The presence and extent of invasive IPMN have consistently been identified as risk factors for poor outcomes.^2,6 However, risk factors for local recurrence of noninvasive lesions are not well defined. Furthermore, the risk of recurrence of multifocal high-grade dysplasia has not been studied extensively. Prior study evaluating the association between unifocal high-grade dysplasia and recurrence has shown that the degree of dysplasia seen on the specimen is a risk factor. ² The rates of recurrence significantly increased as the grade of dysplasia increases. After a median of 44.4 months of follow-up, 39 out of 366 (10.7%) patients experienced disease recurrence with a median of 18.8 months, and of these 16 (41%) patients did not initially have an invasive IPMN. Analysis of these recurrences shows that six patients with high-grade dysplasia developed recurrence—one of them had an adenocarcinoma, two had recurrent IPMN, and three had distant metastasis. Therefore, thorough postoperative surveillance is needed not only for invasive IPMN but also for benign noninvasive lesions and especially those with high-grade dysplasia.

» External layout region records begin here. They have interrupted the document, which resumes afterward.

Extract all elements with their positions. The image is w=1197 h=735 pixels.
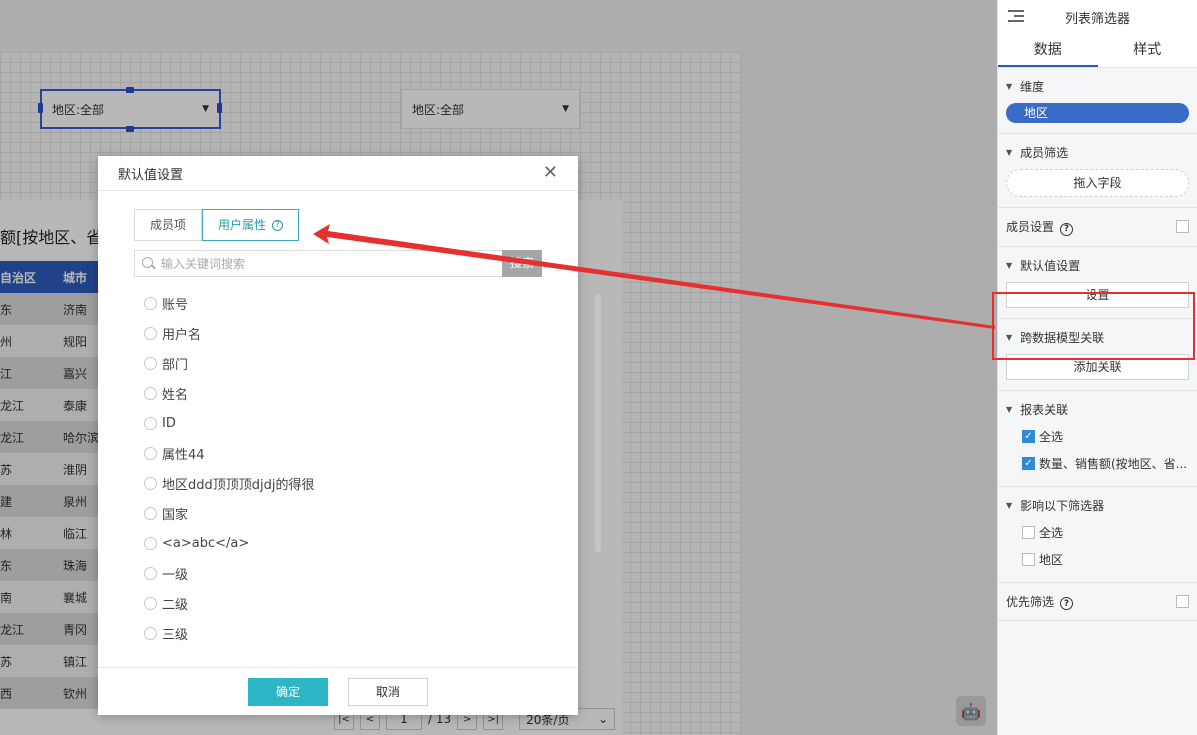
checkbox-label: 数量、销售额(按地区、省... <box>1039 456 1188 471</box>
search-icon <box>142 256 156 271</box>
collapse-triangle-icon[interactable]: ▼ <box>1006 405 1012 414</box>
radio-option[interactable]: 国家 <box>144 498 544 528</box>
help-icon[interactable]: ? <box>1060 597 1074 610</box>
ok-button[interactable]: 确定 <box>248 677 328 706</box>
member-settings-section: 成员设置? <box>998 208 1197 247</box>
radio-label: ID <box>162 415 176 431</box>
collapse-triangle-icon[interactable]: ▼ <box>1006 82 1012 91</box>
section-title: 成员筛选 <box>1020 146 1069 160</box>
radio-button[interactable] <box>144 536 157 550</box>
dialog-footer: 确定 取消 <box>98 667 578 715</box>
scrollbar-thumb[interactable] <box>595 294 601 552</box>
dialog-title: 默认值设置 <box>118 167 184 183</box>
radio-option[interactable]: 部门 <box>144 348 544 378</box>
radio-option[interactable]: 一级 <box>144 558 544 588</box>
radio-option[interactable]: 姓名 <box>144 378 544 408</box>
dialog-tabs: 成员项 用户属性 ? <box>134 209 300 241</box>
collapse-triangle-icon[interactable]: ▼ <box>1006 501 1012 510</box>
collapse-triangle-icon[interactable]: ▼ <box>1006 261 1012 270</box>
attribute-radio-list: 账号用户名部门姓名 ID 属性44 地区ddd顶顶顶djdj的得很 国家 <a>abc</… <box>144 288 544 648</box>
section-title: 默认值设置 <box>1020 258 1081 273</box>
radio-option[interactable]: 用户名 <box>144 318 544 348</box>
radio-button[interactable] <box>144 476 157 490</box>
annotation-highlight-box <box>992 292 1195 360</box>
member-settings-label: 成员设置 <box>1006 220 1055 234</box>
tab-label: 用户属性 <box>218 218 267 232</box>
panel-header: 列表筛选器 <box>998 0 1197 34</box>
checkbox[interactable] <box>1022 552 1035 566</box>
radio-label: 用户名 <box>162 327 202 343</box>
radio-option[interactable]: 二级 <box>144 588 544 618</box>
tab-data[interactable]: 数据 <box>998 34 1098 67</box>
radio-option[interactable]: 账号 <box>144 288 544 318</box>
radio-option[interactable]: ID <box>144 408 544 438</box>
section-title: 影响以下筛选器 <box>1020 498 1105 513</box>
section-title: 维度 <box>1020 80 1045 94</box>
radio-label: 二级 <box>162 597 189 613</box>
tab-user-attributes[interactable]: 用户属性 ? <box>202 209 300 241</box>
checkbox-label: 全选 <box>1039 429 1064 444</box>
radio-label: 地区ddd顶顶顶djdj的得很 <box>162 477 315 493</box>
close-icon[interactable]: ✕ <box>543 164 558 182</box>
properties-panel: 列表筛选器 数据 样式 ▼ 维度 地区 ▼ 成员筛选 拖入字段 成员设置? ▼ 默认值… <box>997 0 1197 735</box>
radio-label: 三级 <box>162 627 189 643</box>
collapse-panel-icon[interactable] <box>1008 10 1024 24</box>
checkbox[interactable] <box>1022 525 1035 539</box>
tab-member-items[interactable]: 成员项 <box>134 209 203 241</box>
radio-button[interactable] <box>144 566 157 580</box>
dimension-section: ▼ 维度 地区 <box>998 68 1197 134</box>
dialog-header: 默认值设置 ✕ <box>98 156 578 191</box>
checkbox-checked[interactable]: ✓ <box>1022 456 1035 470</box>
search-input[interactable] <box>156 256 502 271</box>
radio-button[interactable] <box>144 386 157 400</box>
radio-button[interactable] <box>144 506 157 520</box>
tab-style[interactable]: 样式 <box>1098 34 1197 67</box>
drop-field-zone[interactable]: 拖入字段 <box>1006 169 1189 197</box>
radio-button[interactable] <box>144 416 157 430</box>
priority-filter-section: 优先筛选? <box>998 583 1197 621</box>
cancel-button[interactable]: 取消 <box>348 677 428 706</box>
radio-option[interactable]: 地区ddd顶顶顶djdj的得很 <box>144 468 544 498</box>
radio-label: 账号 <box>162 297 189 313</box>
affect-filters-section: ▼ 影响以下筛选器 全选 地区 <box>998 487 1197 583</box>
panel-tabs: 数据 样式 <box>998 34 1197 68</box>
radio-button[interactable] <box>144 596 157 610</box>
radio-button[interactable] <box>144 446 157 460</box>
help-icon[interactable]: ? <box>1060 222 1074 236</box>
radio-button[interactable] <box>144 356 157 370</box>
radio-label: 部门 <box>162 357 189 373</box>
radio-button[interactable] <box>144 626 157 640</box>
report-link-section: ▼ 报表关联 ✓ 全选 ✓ 数量、销售额(按地区、省... <box>998 391 1197 487</box>
member-settings-checkbox[interactable] <box>1176 220 1189 234</box>
priority-filter-checkbox[interactable] <box>1176 594 1189 608</box>
radio-label: 一级 <box>162 567 189 583</box>
priority-filter-label: 优先筛选 <box>1006 594 1055 609</box>
radio-label: 姓名 <box>162 387 189 403</box>
radio-label: 国家 <box>162 507 189 523</box>
search-button[interactable]: 搜索 <box>502 250 542 277</box>
member-filter-section: ▼ 成员筛选 拖入字段 <box>998 134 1197 208</box>
default-value-dialog: 默认值设置 ✕ 成员项 用户属性 ? 搜索 账号用户名部门姓名 ID 属性44 地区d… <box>98 156 601 715</box>
search-bar: 搜索 <box>134 250 542 277</box>
panel-title: 列表筛选器 <box>1064 11 1130 27</box>
radio-label: <a>abc</a> <box>162 535 250 551</box>
collapse-triangle-icon[interactable]: ▼ <box>1006 148 1012 157</box>
radio-button[interactable] <box>144 326 157 340</box>
radio-option[interactable]: 属性44 <box>144 438 544 468</box>
checkbox-label: 地区 <box>1039 552 1064 567</box>
radio-option[interactable]: 三级 <box>144 618 544 648</box>
dimension-field-pill[interactable]: 地区 <box>1006 103 1189 123</box>
help-icon[interactable]: ? <box>272 219 284 231</box>
checkbox-label: 全选 <box>1039 525 1064 540</box>
checkbox-checked[interactable]: ✓ <box>1022 429 1035 443</box>
radio-button[interactable] <box>144 296 157 310</box>
section-title: 报表关联 <box>1020 402 1069 417</box>
radio-label: 属性44 <box>162 447 205 463</box>
radio-option[interactable]: <a>abc</a> <box>144 528 544 558</box>
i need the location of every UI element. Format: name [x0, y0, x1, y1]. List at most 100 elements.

At the Indiana University Pancreatic Cyst and Cancer Early Detection Center, high-risk patients (i.e., Cases 1 and 2) undergo surveillance that includes annual EUS-FNA as well as semiannual magnetic resonance imaging (MRI)-MRCP. Unfortunately, the surveillance strategy failed for Case 2, prompting a more aggressive approach in managing Case 3, potentially preventing malignant recurrence. Therefore, based upon our experience, we recommend that total pancreatectomy be strongly considered in fit patients with multifocal high-grade lesions, whether or not pancreatitis is present. However, pancreatic surgery is high risk and has a morbidity rate of 45–55% and a mortality rate of 2–4%.^7,8 Complications after total pancreatectomy may include brittle diabetes, a very challenging form of diabetes that is resistant to insulin treatment, thought to originate from a lack of glucagon secretion as a result of the surgery. The patient may also develop pancreatic exocrine insufficiency with its associated fat-soluble vitamin deficiency as well as malnutrition, typically addressed by adding supplemental pancreatic enzymes.

Conclusion

Although the surveillance protocol for a resected invasive IPMN is well established, the follow-up for a noninvasive cystic lesion depends on many factors and is still a subject of controversy. The rates of recurrence for unifocal noninvasive IPMN are reported to be ∼20%. ¹ Therefore, the guidelines recommend indefinite close surveillance after achieving clear surgical margins. However, the risk of progression from multifocal high-grade PanIN or IPMN into invasive cancer is unclear, and no clear recommendations for the management of these patients exist to date. Based upon our experience, we are recommending strong consideration of completion pancreatectomy in fit patients. In the event, completion pancreatectomy is not pursued, we would recommend quarterly surveillance with serum markers, MRI-MRCP, and semiannual EUS-FNA.